Trump’s Secretary of State, Mike Pompeo, flagrantly violated the Hatch Act in 2020 by speaking at the GOP convention. I wrote about that here, and said in part,
Trump-haters complaining about the Hatch Act get little sympathy from me.
I think the Hatch Act is a bad law, but it is a law, and laws should be enforced, or repealed. Since no party is in favor of enforcing the law when its own members violate it, and it is now openly breached by whichever party is in the White House, it should be ditched. I have always tended toward the liberal dissenters on the Supreme Court when the law was challenged as an abridgement of free speech. Liberal icon William O. Douglas wrote: “It is no concern of government what an employee does in his or her spare time, whether religion, recreation, social work or politics is his hobby, unless what he or she does impairs efficiency or other facets of the merits of his job.” Since no one is going to enforce the damn thing, that’s as good a reason to eliminate it as any.
An interesting historical note on Pompeo’s violation came from the National Review, which pronounced the media’s huffing over Trump’s Secretary of State being “political” “an open fraud”:
Did anyone actually think that John Kerry or Hillary Clinton or James Baker (who had previously been a campaign manager for Gerald Ford, Ronald Reagan, and George H. W. Bush) were apolitical figures? Or, going further back, that William Jennings Bryan, James G. Blaine, Henry Clay, or Thomas Jefferson were above politics? Three presidents (James Madison, James Monroe, and John Quincy Adams) were elected president while serving as secretary of state. James Buchanan and Daniel Webster both sought their party’s nomination while serving in the job. Jefferson more or less created the Democratic Party while serving as secretary of state; Clay got the job as part of a deal to resolve the 1824 election.
Laws that can’t be enforced can still be ethical laws if they truly announce the government’s and the culture’s values. Laws that the government refuses to even try to enforce are unethical, because they undermine trust in the government’s motives and honesty, and create a cynical public.
5 thoughts on “They’re Shocked—SHOCKED!—That Trump Officials Deliberately Violated The Hatch Act”
The public is already pretty cynical. You can’t un-ring that bell. Frankly, the only reason laws and rules like this are even kept around is so they can be hauled out to beat a disfavored person over the head with, and Trump is the most disfavored of all.

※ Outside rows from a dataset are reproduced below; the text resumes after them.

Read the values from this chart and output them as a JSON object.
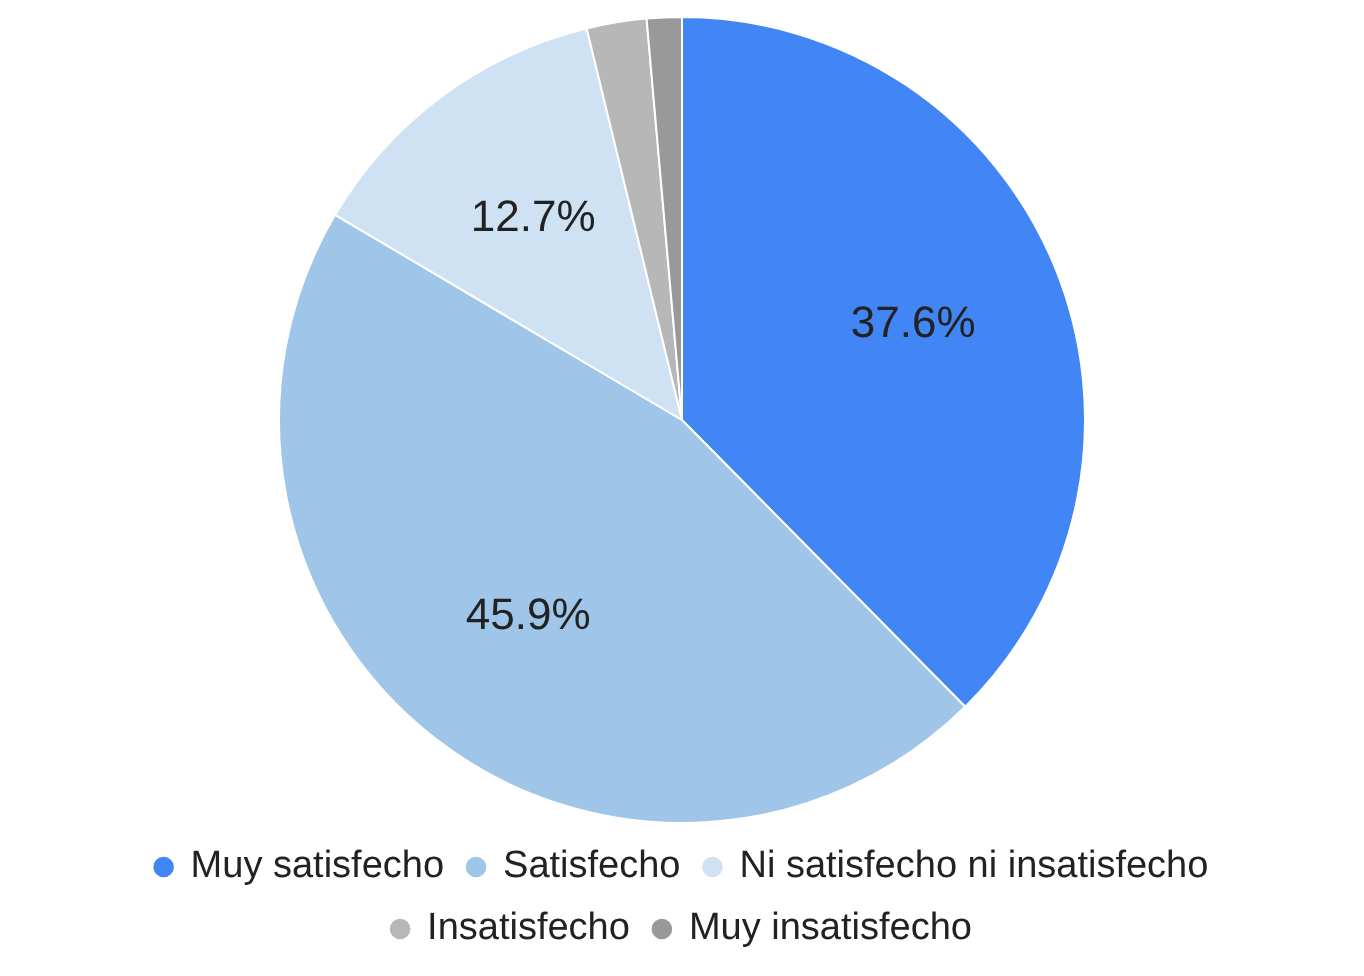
{
  "chart_data": {
    "type": "pie",
    "categories": [
      "Muy satisfecho",
      "Satisfecho",
      "Ni satisfecho ni insatisfecho",
      "Insatisfecho",
      "Muy insatisfecho"
    ],
    "values": [
      37.6,
      45.9,
      12.7,
      2.4,
      1.4
    ],
    "value_labels": [
      "37.6%",
      "45.9%",
      "12.7%",
      null,
      null
    ],
    "colors": [
      "#4285f4",
      "#9fc5e8",
      "#cfe2f3",
      "#b7b7b7",
      "#999999"
    ],
    "legend": "bottom"
  }
}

P.S. I think most of us enter society cynical. I was 19 when I became totally cynical and there was an incident in college that involved lots of beer, four of my classmates, and the kicking in of a resident assistant’s door. Three were expelled immediately, didn’t even take 24 hours, but the fourth, whose dad was a big-time donor, got no consequences at all, after all, he was a good kid who just happened to be in the wrong place at the wrong time (yeah right, his dad called the dean and said fix this or I send my donations elsewhere, although in all fairness, this guy stayed out of trouble after that, most likely dad also told him he’d used up his one get out of jail card).
This is easy: enforce the Hatch Act, or get rid of it.
No need. It’s as toothless as my bung, and much less useful. Probably unconstitutional, as well.
It’s effectively a “blue” law. It will never be repealed, because it will send the wrong signal, and we know how important signals are in the Age of the Internet.
So, like the Logan Act, it will remain forever as a convenient post-facto, elitist cudgel to be used on past administrations — about as intimidating as being beaten by a feather pillow, but fodder for the press to write scolding, moral-high-ground stories. Hell, the press would probably fight tooth and nail to keep it even if Congress could be persuaded that it was a good idea to repeal it.
>Laws that can’t be enforced can still be ethical laws if they truly announce the government’s and the culture’s values.
Are you thinking about flag protection laws, for example?